Taliban release three detained Afghan journalists
Kabul, Mar 19: Afghanistan's governing Taliban has released three arrested TOLONews employees, the company said Friday. TOLO, an independent news channel, is the country's largest TV station.
Director Khpalwak Sapai, legal advisor Nafay Khaleeq and newscaster Bahram Aman were all arrested at the network's studios Thursday evening. Sapai told news outlets that he and Khaleeq were released shortly after their detention but that Aman was kept in custody overnight and let go on Friday.

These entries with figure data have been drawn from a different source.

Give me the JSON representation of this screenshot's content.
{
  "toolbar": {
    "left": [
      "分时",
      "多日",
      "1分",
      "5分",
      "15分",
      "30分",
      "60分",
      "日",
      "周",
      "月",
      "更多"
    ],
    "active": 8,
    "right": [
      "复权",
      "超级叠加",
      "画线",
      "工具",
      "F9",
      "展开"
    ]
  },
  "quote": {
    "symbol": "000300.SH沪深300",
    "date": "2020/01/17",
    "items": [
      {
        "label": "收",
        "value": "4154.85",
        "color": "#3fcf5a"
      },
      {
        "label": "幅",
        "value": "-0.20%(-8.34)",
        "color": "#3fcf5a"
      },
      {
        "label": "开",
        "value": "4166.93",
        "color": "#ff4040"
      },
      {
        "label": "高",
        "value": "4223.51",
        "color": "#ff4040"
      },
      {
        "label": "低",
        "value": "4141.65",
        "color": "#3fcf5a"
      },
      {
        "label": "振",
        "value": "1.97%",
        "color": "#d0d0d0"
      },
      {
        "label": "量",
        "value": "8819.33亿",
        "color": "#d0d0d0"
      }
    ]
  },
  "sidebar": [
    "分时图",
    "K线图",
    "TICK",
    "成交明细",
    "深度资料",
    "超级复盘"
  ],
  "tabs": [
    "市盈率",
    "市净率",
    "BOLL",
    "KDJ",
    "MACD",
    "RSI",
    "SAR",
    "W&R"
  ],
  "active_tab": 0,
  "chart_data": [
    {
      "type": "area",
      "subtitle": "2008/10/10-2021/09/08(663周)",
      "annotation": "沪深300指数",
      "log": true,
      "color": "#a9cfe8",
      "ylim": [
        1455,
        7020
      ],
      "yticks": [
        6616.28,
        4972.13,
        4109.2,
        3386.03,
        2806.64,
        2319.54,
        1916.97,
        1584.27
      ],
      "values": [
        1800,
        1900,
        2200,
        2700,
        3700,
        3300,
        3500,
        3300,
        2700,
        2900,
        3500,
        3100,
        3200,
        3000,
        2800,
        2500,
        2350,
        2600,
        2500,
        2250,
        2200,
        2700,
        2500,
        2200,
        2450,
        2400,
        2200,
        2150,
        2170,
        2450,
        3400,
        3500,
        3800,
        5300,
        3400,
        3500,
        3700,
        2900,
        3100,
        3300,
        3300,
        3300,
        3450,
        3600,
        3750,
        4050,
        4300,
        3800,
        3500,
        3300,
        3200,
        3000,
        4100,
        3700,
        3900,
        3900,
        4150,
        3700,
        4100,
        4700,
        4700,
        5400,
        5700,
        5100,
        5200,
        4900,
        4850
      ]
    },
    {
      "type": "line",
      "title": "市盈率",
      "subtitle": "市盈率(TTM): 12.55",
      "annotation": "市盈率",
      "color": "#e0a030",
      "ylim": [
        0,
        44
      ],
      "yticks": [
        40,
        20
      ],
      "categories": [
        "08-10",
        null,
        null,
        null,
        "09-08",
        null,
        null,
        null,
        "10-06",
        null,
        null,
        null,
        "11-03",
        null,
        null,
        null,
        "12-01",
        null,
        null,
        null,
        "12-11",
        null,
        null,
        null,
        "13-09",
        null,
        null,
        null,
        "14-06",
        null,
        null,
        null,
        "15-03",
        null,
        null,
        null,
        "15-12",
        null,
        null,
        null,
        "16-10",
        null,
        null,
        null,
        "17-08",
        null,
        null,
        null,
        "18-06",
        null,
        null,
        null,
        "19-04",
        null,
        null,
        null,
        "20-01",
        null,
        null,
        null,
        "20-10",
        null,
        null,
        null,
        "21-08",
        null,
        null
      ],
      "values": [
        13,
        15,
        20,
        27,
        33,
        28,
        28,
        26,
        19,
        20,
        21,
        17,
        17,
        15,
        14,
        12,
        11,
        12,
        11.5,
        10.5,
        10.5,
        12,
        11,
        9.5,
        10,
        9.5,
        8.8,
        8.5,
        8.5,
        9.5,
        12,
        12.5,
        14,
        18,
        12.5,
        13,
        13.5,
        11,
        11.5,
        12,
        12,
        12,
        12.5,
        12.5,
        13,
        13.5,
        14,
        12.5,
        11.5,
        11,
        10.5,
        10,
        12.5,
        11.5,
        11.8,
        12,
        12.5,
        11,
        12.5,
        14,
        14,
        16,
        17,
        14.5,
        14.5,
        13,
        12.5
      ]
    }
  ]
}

"After almost 24 hours I have been released from prison. I will always be the voice of the people," wrote Aman on his Facebook page Friday, confirming his release before appearing live on TOLONews.
The Taliban's intelligence services published a statement following Aman's release: "We will not allow anyone to trample our Islamic and national values ... that threaten the security of our people and our nation."
Taliban prohibit broadcast of non-Islamic programming
TOLONews owner Moby Group said the three had been detained for reporting on a government decision to ban the broadcast of foreign soap operas and drama series in Afghanistan. The ban was reportedly put forth by the Ministry for the Propagation of Virtue and Prevention of Vice.
Since returning to power last August, the Taliban have successively cracked down on journalists and broadcasters. Rules prohibiting the broadcast of soaps with non-Islamic themes were put in place immediately, though these have been loosely enforced to date.
Thursday's arrests prompted condemnation from both the UN and the Committee to Protect Journalists (CPJ), an independent non-governmental organization (NGO).
The United Nations Assistance Mission in Afghanistan (UNAMA) wrote on Twitter: "Time for the Taliban to stop gagging & banning. Time for a constructive dialogue with the Afghan media community."
The UNAMA also voiced, "deep concern about the detentions of journalists and the ever increasing restrictions being placed on media in Afghanistan" and urged "the release of all those taken away by gunmen and an end to the intimidation and threats against journalists and independent media."
"The Taliban must immediately ... stop detaining and intimidating members of the Afghanistan press corps," said the CPJ in a statement.
A kinder, gentler Taliban?
Though purporting to seek a softer approach to media, which was largely banned as immoral under the previous Taliban regime that ruled Afghanistan from 1996-2001, the new government has nevertheless continued to crack down on journalists and rights activists, especially women — who, incidentally, make up the majority of journalists working at TOLONews.
In a December 2021 report, the organizations Reporters Without Borders and the Afghan Independent Journalists' Association (AIJA) found that 231 of Afghanistan's 543 media outlets had been shuttered in the months following the Taliban's return to power. The report says more than 6,400 journalists lost their jobs in that time.